Alla fine della visita, riferisce il marito Ashiq, Asia non ha mancato di chiedere a tutti i cristiani del mondo, e a quanti seguono la sua vicenda, di continuare a pregare perché il processo alla Corte suprema possa concludersi con esito per lei favorevole. «Dio Onnipotente mi accordi la libertà per celebrare il prossimo Natale con tutti voi, in pace e libertà», ha concluso.
Il Natale di Asia Bibi è paradigma del Natale che vivono i cristiani in Pakistan, «fautori di un messaggio di armonia e di speranza», ha dichiarato Khalil Tahir Sindhu, avvocato cattolico che ha seguito il caso di Asia Bibi e numerosi casi di cristiani accusati di blasfemia, ora Ministro per le minoranze e per i diritti umani nel governo provinciale del Punjab.
Per evitare casi di «nuove Asia Bibi» e combattere a monte la discriminazione dei cristiani in Pakistan, Sindhu spende la sua azione politica per proteggere i diritti delle minoranze. Grazie al suo impegno, il Punjab ha istituito comitati distrettuali per promuovere l’armonia religiosa e ha messo in pratica la norma che assegna alle minoranze la quota del cinque per cento dei lavoratori occupati negli uffici del governo.

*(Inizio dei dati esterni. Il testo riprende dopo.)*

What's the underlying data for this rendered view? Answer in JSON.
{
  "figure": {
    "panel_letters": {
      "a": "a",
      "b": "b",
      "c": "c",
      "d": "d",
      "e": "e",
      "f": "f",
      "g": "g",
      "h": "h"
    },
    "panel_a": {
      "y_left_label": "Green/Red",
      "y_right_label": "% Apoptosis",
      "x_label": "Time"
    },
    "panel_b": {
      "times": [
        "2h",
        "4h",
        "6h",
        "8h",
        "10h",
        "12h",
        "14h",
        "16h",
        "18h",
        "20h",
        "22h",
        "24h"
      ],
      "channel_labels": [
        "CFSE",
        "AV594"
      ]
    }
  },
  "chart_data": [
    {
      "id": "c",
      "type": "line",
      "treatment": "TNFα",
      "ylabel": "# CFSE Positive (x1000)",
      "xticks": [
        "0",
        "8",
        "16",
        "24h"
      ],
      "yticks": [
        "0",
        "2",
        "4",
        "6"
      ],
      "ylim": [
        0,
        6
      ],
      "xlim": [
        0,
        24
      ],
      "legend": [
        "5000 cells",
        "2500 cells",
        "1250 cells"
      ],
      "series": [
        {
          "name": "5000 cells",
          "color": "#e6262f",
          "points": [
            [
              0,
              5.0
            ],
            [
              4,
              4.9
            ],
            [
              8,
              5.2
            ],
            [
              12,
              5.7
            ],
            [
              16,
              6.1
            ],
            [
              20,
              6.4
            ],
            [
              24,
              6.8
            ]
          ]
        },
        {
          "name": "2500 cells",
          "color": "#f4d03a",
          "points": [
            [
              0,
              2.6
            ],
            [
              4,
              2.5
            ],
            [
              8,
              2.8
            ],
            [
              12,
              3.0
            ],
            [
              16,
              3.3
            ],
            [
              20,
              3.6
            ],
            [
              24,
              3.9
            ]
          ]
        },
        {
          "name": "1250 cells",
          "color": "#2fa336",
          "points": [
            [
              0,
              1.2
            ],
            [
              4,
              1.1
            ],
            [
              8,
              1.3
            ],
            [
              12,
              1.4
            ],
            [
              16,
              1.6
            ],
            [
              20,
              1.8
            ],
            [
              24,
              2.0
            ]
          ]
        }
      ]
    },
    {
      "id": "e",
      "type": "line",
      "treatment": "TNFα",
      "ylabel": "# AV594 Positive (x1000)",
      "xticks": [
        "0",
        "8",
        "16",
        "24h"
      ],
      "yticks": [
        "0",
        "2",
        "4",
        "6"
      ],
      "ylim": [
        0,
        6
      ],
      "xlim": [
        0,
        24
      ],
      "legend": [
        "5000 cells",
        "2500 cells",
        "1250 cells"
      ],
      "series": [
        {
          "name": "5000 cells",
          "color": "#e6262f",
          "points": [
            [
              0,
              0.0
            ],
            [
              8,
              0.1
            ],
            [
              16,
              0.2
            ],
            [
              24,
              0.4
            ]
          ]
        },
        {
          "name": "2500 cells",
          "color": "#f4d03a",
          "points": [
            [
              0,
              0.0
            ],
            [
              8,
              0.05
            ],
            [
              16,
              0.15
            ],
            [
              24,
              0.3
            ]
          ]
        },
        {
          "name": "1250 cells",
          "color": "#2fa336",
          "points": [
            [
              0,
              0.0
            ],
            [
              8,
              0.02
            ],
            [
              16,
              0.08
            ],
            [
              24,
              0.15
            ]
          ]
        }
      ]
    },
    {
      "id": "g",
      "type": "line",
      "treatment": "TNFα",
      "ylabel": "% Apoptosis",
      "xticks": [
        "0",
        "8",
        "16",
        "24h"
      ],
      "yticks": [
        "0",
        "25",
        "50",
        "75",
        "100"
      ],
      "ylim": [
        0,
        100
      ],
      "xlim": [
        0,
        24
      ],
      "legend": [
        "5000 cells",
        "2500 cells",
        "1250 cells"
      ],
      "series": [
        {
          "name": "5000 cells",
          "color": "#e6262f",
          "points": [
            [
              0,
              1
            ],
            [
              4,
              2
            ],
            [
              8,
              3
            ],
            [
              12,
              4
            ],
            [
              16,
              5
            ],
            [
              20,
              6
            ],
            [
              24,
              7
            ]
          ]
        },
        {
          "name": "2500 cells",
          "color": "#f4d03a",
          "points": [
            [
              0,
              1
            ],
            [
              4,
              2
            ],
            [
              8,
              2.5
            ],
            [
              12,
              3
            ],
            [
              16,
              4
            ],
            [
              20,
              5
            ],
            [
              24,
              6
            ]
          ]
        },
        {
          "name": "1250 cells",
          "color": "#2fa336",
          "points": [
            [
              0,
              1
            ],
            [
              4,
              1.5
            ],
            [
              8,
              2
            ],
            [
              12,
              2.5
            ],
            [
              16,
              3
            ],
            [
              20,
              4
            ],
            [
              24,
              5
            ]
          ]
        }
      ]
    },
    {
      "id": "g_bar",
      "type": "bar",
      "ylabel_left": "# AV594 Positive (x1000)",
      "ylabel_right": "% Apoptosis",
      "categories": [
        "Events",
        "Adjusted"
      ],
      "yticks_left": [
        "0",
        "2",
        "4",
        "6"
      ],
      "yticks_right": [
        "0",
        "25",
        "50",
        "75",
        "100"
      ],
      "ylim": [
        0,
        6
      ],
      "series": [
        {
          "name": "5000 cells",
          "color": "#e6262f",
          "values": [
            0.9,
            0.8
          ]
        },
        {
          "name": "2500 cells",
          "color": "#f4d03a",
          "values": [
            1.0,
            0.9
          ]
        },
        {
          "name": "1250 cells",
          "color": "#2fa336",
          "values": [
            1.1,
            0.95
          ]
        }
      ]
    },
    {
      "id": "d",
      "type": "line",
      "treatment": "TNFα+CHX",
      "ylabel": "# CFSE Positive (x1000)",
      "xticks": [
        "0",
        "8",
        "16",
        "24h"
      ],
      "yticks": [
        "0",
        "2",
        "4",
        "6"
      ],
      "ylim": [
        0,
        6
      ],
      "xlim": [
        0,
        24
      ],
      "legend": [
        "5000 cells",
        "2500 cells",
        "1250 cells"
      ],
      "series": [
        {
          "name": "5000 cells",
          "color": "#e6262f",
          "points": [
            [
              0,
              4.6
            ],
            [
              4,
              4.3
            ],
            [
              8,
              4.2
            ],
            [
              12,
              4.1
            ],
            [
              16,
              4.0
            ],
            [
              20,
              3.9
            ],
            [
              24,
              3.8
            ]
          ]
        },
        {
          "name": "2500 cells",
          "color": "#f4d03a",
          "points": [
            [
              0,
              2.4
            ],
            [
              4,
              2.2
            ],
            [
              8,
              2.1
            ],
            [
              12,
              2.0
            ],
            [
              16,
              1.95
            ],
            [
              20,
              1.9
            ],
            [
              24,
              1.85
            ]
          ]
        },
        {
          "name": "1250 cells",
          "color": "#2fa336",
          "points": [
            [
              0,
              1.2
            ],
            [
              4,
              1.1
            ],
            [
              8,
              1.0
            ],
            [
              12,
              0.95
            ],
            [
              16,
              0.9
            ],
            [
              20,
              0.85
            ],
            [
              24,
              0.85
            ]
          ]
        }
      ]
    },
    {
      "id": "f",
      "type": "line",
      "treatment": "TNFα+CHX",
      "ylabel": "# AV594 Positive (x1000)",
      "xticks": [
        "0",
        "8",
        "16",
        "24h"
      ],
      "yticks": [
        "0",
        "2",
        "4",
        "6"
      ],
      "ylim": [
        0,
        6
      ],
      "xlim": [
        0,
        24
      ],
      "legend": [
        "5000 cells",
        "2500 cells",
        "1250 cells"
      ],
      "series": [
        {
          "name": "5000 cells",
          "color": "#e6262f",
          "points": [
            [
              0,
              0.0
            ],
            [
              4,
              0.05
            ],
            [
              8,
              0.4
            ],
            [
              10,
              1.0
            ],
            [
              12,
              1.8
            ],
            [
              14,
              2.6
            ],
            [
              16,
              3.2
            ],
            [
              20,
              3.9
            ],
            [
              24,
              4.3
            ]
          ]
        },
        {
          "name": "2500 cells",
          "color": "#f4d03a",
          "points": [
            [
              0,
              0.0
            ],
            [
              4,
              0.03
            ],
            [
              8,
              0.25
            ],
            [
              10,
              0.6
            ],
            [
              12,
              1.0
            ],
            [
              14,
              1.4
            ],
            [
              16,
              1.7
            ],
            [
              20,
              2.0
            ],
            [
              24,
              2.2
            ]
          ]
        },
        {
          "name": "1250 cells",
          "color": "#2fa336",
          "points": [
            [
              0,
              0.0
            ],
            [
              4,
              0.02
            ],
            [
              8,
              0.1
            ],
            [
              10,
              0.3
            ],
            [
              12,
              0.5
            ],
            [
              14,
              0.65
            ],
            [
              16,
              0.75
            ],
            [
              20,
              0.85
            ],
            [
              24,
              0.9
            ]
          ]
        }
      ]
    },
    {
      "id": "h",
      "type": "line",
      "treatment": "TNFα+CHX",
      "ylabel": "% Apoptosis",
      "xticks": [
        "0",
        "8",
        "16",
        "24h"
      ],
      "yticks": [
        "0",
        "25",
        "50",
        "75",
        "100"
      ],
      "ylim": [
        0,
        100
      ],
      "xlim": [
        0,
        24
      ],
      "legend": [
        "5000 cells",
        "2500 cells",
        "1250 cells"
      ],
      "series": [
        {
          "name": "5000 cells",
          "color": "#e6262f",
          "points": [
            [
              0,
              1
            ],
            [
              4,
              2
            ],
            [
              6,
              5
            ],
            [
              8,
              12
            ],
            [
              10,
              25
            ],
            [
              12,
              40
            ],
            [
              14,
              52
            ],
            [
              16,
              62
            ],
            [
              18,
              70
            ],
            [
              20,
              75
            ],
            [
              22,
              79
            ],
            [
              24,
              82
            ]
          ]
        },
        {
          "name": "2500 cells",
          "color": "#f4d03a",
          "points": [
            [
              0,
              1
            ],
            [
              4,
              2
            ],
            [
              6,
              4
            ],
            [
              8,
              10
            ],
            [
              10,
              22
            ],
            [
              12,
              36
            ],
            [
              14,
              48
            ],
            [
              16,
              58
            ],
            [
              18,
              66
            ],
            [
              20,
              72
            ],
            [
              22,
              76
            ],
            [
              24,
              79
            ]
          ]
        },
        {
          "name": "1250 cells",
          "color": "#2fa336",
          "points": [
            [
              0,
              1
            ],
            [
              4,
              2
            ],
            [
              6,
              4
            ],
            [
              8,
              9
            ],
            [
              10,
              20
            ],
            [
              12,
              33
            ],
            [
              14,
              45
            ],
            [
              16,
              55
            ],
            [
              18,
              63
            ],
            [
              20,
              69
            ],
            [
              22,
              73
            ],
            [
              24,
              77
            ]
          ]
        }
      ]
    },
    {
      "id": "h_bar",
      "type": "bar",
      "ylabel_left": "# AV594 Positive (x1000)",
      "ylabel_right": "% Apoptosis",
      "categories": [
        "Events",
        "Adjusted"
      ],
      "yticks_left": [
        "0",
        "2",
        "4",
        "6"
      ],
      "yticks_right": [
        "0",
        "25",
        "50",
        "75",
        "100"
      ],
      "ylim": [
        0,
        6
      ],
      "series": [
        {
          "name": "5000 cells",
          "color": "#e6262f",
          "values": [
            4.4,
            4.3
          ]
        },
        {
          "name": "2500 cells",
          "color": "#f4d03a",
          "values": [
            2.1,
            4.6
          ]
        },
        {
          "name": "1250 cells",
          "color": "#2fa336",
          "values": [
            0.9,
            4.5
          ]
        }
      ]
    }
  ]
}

A Sindhu ha fatto eco, incontrando i vescovi cristiani, il presidente del Pakistan Mamnoon Hussain che, in occasione del Natale, ha ribadito il ruolo prezioso delle minoranze religiose «per il progresso, la difesa, la sicurezza del paese e la stabilità sociale». «Il Pakistan – ha aggiunto il presidente Hussain – garantirà con ogni mezzo possibile il benessere e la tutela dei fratelli cristiani», ricordando alcuni provvedimenti già adottati dal governo pakistano.
Che siano fatti e non solo proclami, lo spera con tutto se stesso Sajjad Masih Gill, un altro cristiano condannato all’ergastolo per presunta blasfemia, che nei giorni scorsi ha presentato appello all’Alta Corte di Lahore.
Sul tasto dolente dell’abuso delle legge di blasfemia, quello che ha rovinato la vita di Asia Bibi, Sajja Masih Gill e di molti altri, si registra in Pakistan un trend preoccupante: 1.400 casi denunciati nel 2014, un picco rispetto agli ultimi anni, mentre nello stesso anno – informa la Commissione per i diritti umani del Pakistan – i tribunali pakistani hanno condannato tre persone a morte, sei persone all’ergastolo e altre tre persone a due anni di reclusione per blasfemia.
Secondo l’avvocato Nisar Shar, portavoce dell’associazione degli avvocati di Karachi, «anche per gli avvocati è diventato pericoloso difendere un imputato accusato di blasfemia». Saiful Malook, il legale musulmano di Asia Bibi, conosce tali rischi ma ha scelto di portare a termine la causa davanti alla Corte Suprema, dove Asia attende l’udienza decisiva per la sua vita.